Module model_factories

Function get_logistic_regression

View Source

get_logistic_regression(params: dict = , random_state: int = 42) -> Pipeline

Returns a Logistic Regression model with preprocessing pipeline for handling missing values and other feature transforms.

Args: params (dict, optional): Parameters for logistic regression configuration including:

  • impute_strategy: Strategy for imputing missing values ('mean', 'median', 'most_frequent', 'constant')
  • transforms: List of feature transformations including sigmoid and nan replacement options
  • Standard LogisticRegression parameters (penalty, C, class_weight, etc.) random_state (int, optional): Seed for random number generation to ensure reproducibility. Defaults to 42.

Returns: Pipeline: Scikit-learn pipeline containing:

  1. Optional custom transformations (sigmoid, nan replacement)
  2. SimpleImputer for handling missing values
  3. StandardScaler for feature scaling
  4. LogisticRegression model

Function get_model

View Source

get_model(model_type: str, params: dict, random_state: int = 42) -> RandomForestClassifier | Pipeline

Returns a model object based on provided parameters. Further models must implement .fit() and .predict_proba() methods for full compatibility. Models are required to handle missing values (nan) automatically through preprocessing or internally.

Args: model_type (str): Type of model to initialize. Currently supports "RandomForest" and "LogisticRegression". params (dict): Model-specific parameters passed to the constructor. For LogisticRegression, additional parameters like 'impute_strategy' and 'transforms' can be specified. random_state (int, optional): Random seed for reproducibility. Defaults to 42.

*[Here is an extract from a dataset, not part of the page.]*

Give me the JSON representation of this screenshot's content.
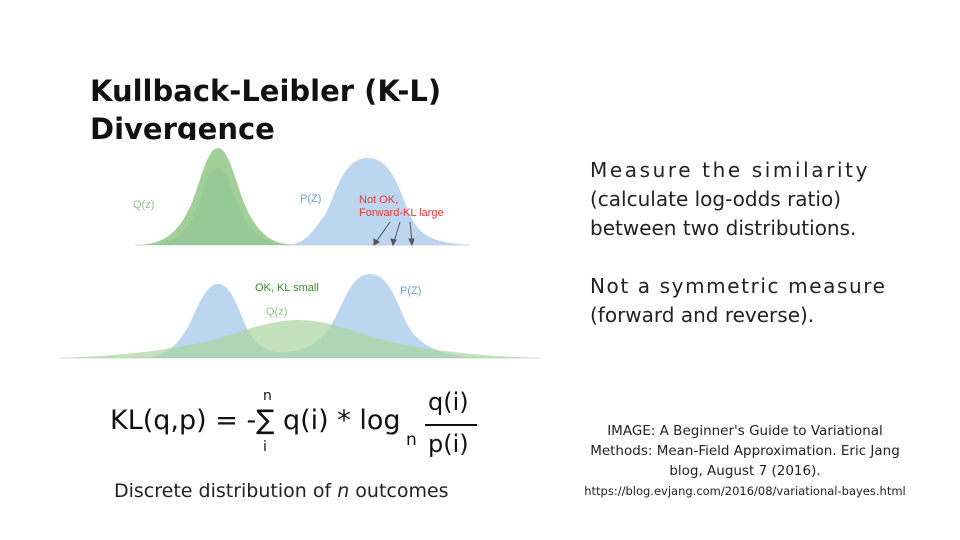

Raises: NotImplementedError: If the requested model_type is not implemented in the factory.

Returns: Union[RandomForestClassifier,Pipeline]: Initialized model instance.

  • RandomForestClassifier for "RandomForest" type
  • Pipeline (with preprocessing) for "LogisticRegression" type

Function get_random_forest

View Source

get_random_forest(params: dict, random_state: int = 42) -> RandomForestClassifier

Initializes a Random Forest classifier with the provided parameters. The model automatically handles missing values (nan) through its internal processing.

Args: params (dict): Dictionary of parameters passed to RandomForestClassifier. Common parameters include: n_estimators, max_depth, min_samples_split, min_samples_leaf, max_features, class_weight. random_state (int, optional): Seed for random number generation, ensures reproducibility. Defaults to 42.

Returns: RandomForestClassifier: Initialized random forest classifier instance ready for training with .fit() method.